Alexa and Google Home are no threat to regional accents – here's why
"Hey, Google. Can you understand my accent?"
"Of course. You have an incredibly pleasing dialect."
So began my Saturday morning discussion with my Google Home Mini. And while I was happy to receive a compliment about my speech, that wasn't my motivation for asking the question. Our human-to-robot chat was triggered by recent news reports claiming that voice assistants are likely to "stamp out", "kill off" and make us "lose" our regional accents, described by some as "under threat".
Another apocalyptic story about language and another call for linguists to do some myth-busting, then.
These scaremongering headlines relate to the findings of a recent survey by the Life Science Centre in Newcastle upon Tyne, which claims that 79% of visitors to its Robots – Then and Now exhibition reported altering the way they speak in order to be understood by voice assistants, such as Alexa (Amazon), Google Assistant, Siri (Apple) and Cortana (Microsoft). Crucially, these visitors also reported having regional British accents, and their perceived need to accent-shift highlights two issues.
One issue is practical. People with non-standard accents are more likely to encounter difficulties communicating when interacting with their smart speakers. The other issue is social. Speech technology appears to privilege standard accents, such as southern standard British English (also known as received pronunciation). But what's important to note is that our virtual assistants are not inherently biased. They're simply replicating the human biases on which they are modelled.
"Hey, Google. Do you like the way I speak?"
"Sorry, I can't judge. But I can play you some music."
Language-based discrimination is all around us and, when we ask our devices to play our favourite song and end up with something different or with a "Sorry, I don't understand", it can leave us wondering why our voices aren't being heard and why these machines seem to be working against those of us with regional accents.
The internet abounds with clips and complaints.
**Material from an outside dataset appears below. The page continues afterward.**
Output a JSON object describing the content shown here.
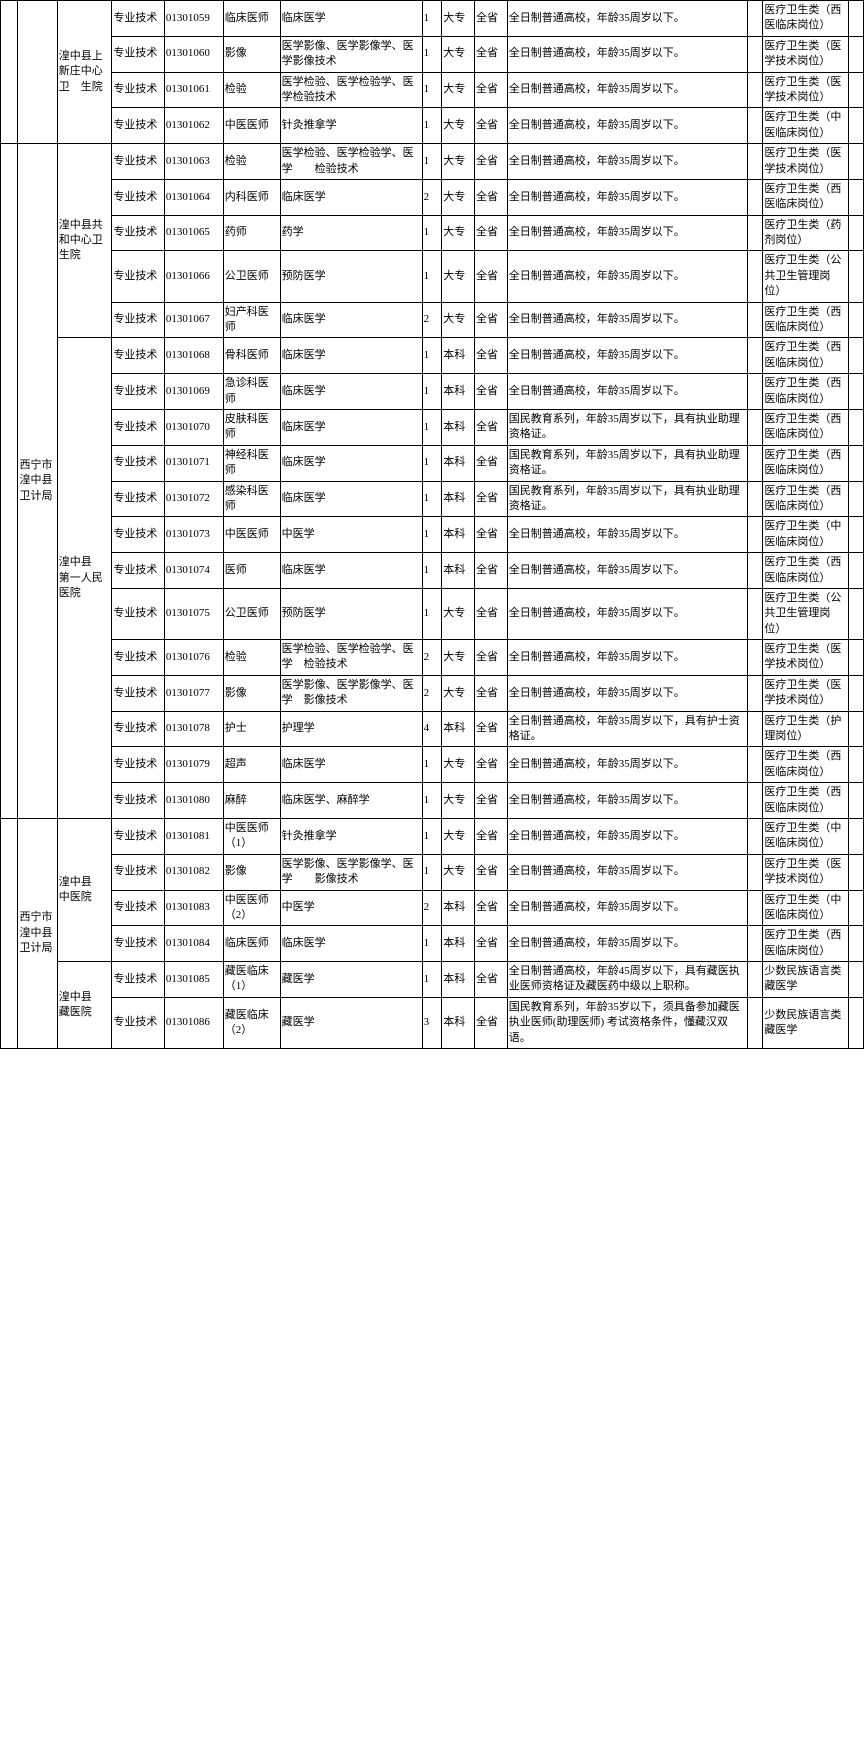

Scottish accents are particularly tricky for voice recognition technology, as shown by research and popularised by the comedy sketch show, Burnistoun. But we have to bear in mind that recognising the wide variety of English accents that exist is no small feat (consider the various accents spoken within your region, then consider the plethora of accents spoken in English-speaking countries worldwide and by second-language speakers of English).
Research suggests that we humans are generally good at recognising where people are from based on their accents but can sometimes struggle, usually owing to a lack of previous exposure. So it makes sense that our virtual assistants also need to gain familiarity with regional accents through linguistic input in order to recognise – or even use – accents when interacting with us.
"Hey, Google. Will smart speakers stamp out regional accents?"
"Sorry, I don't understand."
Okay, I probably pushed my Google Assistant a bit too far with this question but I was intrigued to see if it would foretell some sort of linguistic doomsday prophecy. And I was prepared to counter the end-times pessimism with the reassuring message that voice assistants won't lead to the loss of regional accents. Here are just a few reasons why.
Human-to-robot interactions are much less frequent than human-to-human interactions. The majority of our everyday talk is designed for other humans. Changing our speech a few times a day to interact with smart speakers won't influence our accents more generally.
Our "smart-speaker accents" resemble accents that we already use on a regular basis. We tend not to change our accents drastically when talking to smart speakers. We might raise our volume, speak more slowly and enunciate more. We might pronounce things differently but only slightly. And we adapt our speech in similar ways in many other contexts: making phone calls, doing job interviews, speaking to people from other cities and countries.
Accents, and the language we use more generally, are fundamental to who we are. We create and enact our identities through language and other social practices. Through our speech, we might emphasise our professionalism in some settings, and our street cred in others. Our accents are often a source of regional pride and linked with a sense of ingroup loyalty and belonging. We're not robots using an input-output model of language. We speak in certain ways because it's meaningful to do so.
So, fear not, the end of rich and varied British accents is not nigh. If anything, voice-activated artificial intelligence makes regional speech an increasingly important feature of everyday interactions. Instead of seeing voice assistants as a threat to regional accents, we might be better to embrace the challenge of teaching them our lingo.
"Hey, Google. Do you prefer to speak with a particular accent?"
"I'm afraid you'll have to put up with this one for now."
If we look at their ability to produce language, smart speakers have undoubtedly come a long way. My Google Assistant, for example, now speaks German, French, Japanese, Italian and Spanish, plus some language varieties within each category. It can respond to me with an Australian, Canadian, British, American, Indian, Singaporean or Irish accent of English (albeit mainly standard varieties at this stage, and often with glitches). In this sense, they are more representative and inclusive than ever before but, of course, there is still a way to go.